The meltdown spares none
Indonesian shares, historically the high beta market in Southeast Asia, have crashed and the Jakarta Stock Exchange shut down amid fears for the stability of the settlements system and rumours about the listed companies in the Bahrie trading conglomerates. Since it is not uncommon in the emerging markets for conglomerate owners to pledge shares to their bankers for loans, a selling panic can easily become a liquidation panic as banks dump collateral in a falling market. It is ironic that Jakarta shares and the Indonesian rupiah once again relived the nightmares of 1998 (a year of living dangerously for Indonesia, the year Suharto’s military seized power and slaughtered 500,000 alleged communists). Indonesia is the success story of Southeast Asia since President Suharto was elected President in 2004 with a current account surplus, resurrection of the banking system, peace in Aceh and fiscal discipline. However, with crude oil prices in free fall, I do not recommend buying Indonesian shares.

Malaysian politics have been the biggest threat to the Kuala Lumpur stock market ever since the ruling Barisan National Coalition lost five by states (including economically significant Serak and Selangor) to the opposition, led by the charismatic former finance minister Anwar Ibrahim. Of course, prime minister Abdullah Badawi’s decision to hand over power to deputy PM Najib Razak does not remove political uncertainty as UMMO faces its own internal fissures, as does the opposition. In any case, plunges in the international prices of crude oil, natural gas, tin, rubber and palm oil is extremely bearish for Malaysian equities. It is pointless to bottom fish in the KLCI as long as commodities prices are in free fall. However, the fall in the Malaysian ringgit due to the global commodities bear market benefits specific domestic shares. For instance, YTL Power’s UK Wessex subsidiary contributes the majority of earnings and Malaysian Oil Company Wah Seong devices one fourth of its concessions from outside Malaysia. It is also likely that we could see earnings downgrades in Malaysia. While Kuala Lumpur is not expensive at 12 times earnings, there are three major macro forces (politics, falling commodities prices, and earnings downgrades) that could well take the index down to 700, an incredible 50 per cent below its 1400 peak last December.

Shocks on the Indian subcontinent
It is iconic that not even the fall of crude oil below $80 and the Reserve Bank of India’s cash reserve ratio cut did nothing to arrest the downward spiral in the BSE Sensex, which has fallen to 10,500. India was the darling of foreign fund managers during the bull market and the exit of FII’s from the Dalal Street has not being compensated by local buying. Meanwhile, the closure of offshore finance markets means capex (capital expenditure) has slumped and a crash in the over inflated property market is inevitable. India’s excessive twin budget/trade deficits mean risk aversion and political uncertainty hits the Indian rupee even when monetary policy is tight. A general election in 2009 is another source of political risk.

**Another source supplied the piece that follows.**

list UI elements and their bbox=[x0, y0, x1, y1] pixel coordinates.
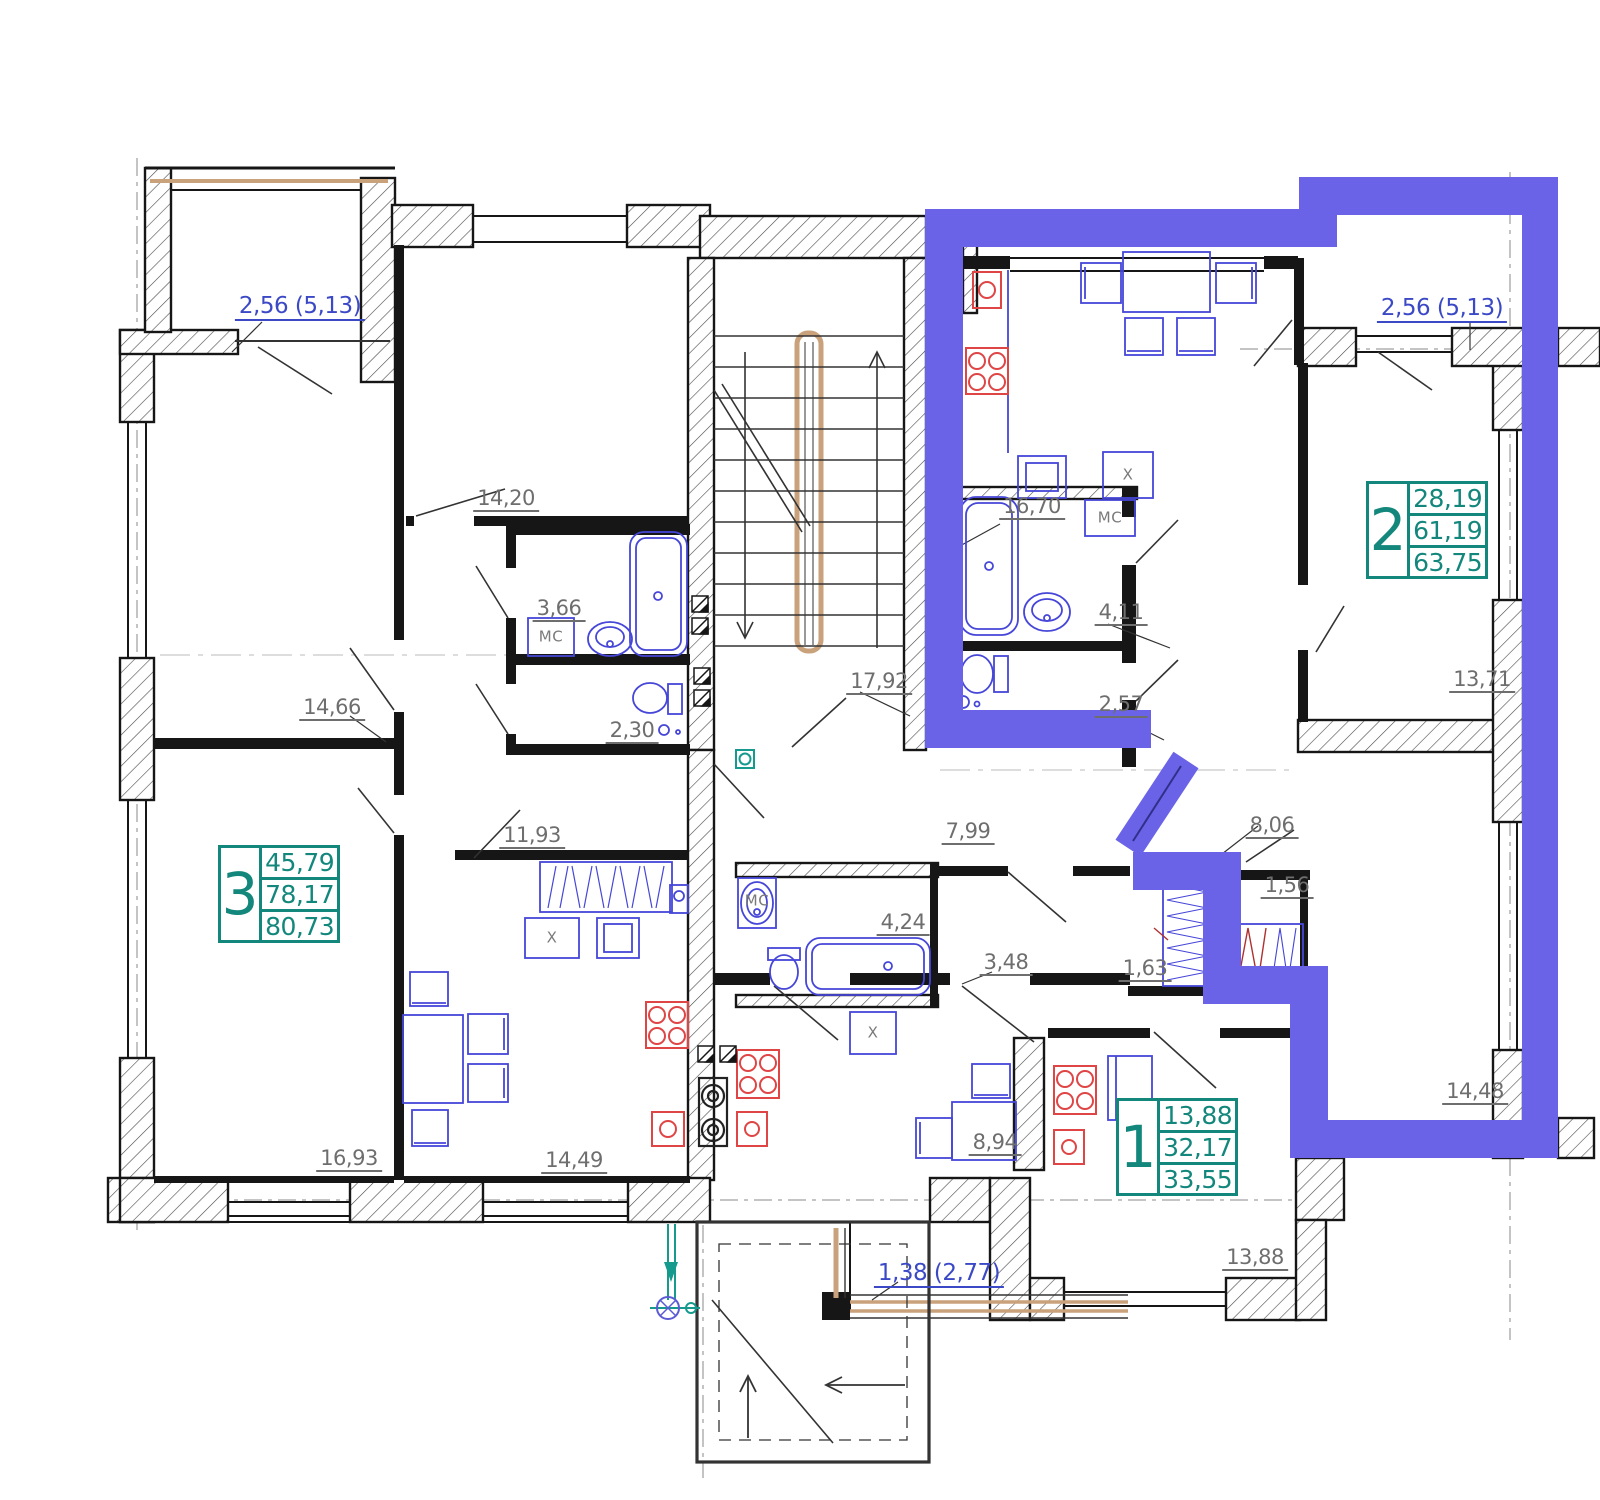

The lessons of 2008 for investors in India are profound. One, valuations matter. Indian shares traded at ridiculously high P/E ratios in 2007, above 20. High valuation markets get slammed when investor sentiment turns bearish. Two, land and share prices cannot rise when the Reserve Bank tightens credit, no matter how compelling the growth story. Three, Indian stock markets cannot rise when foreign hot money flees the Sensex. The exit of $10bn in FII funds led the Sensex to lose 10,000 points since the index peaked at 21,000 in January 2008. India now faces an industrial and consumer recession. I would not be surprised if the Sensex drops to 8000 in 2009.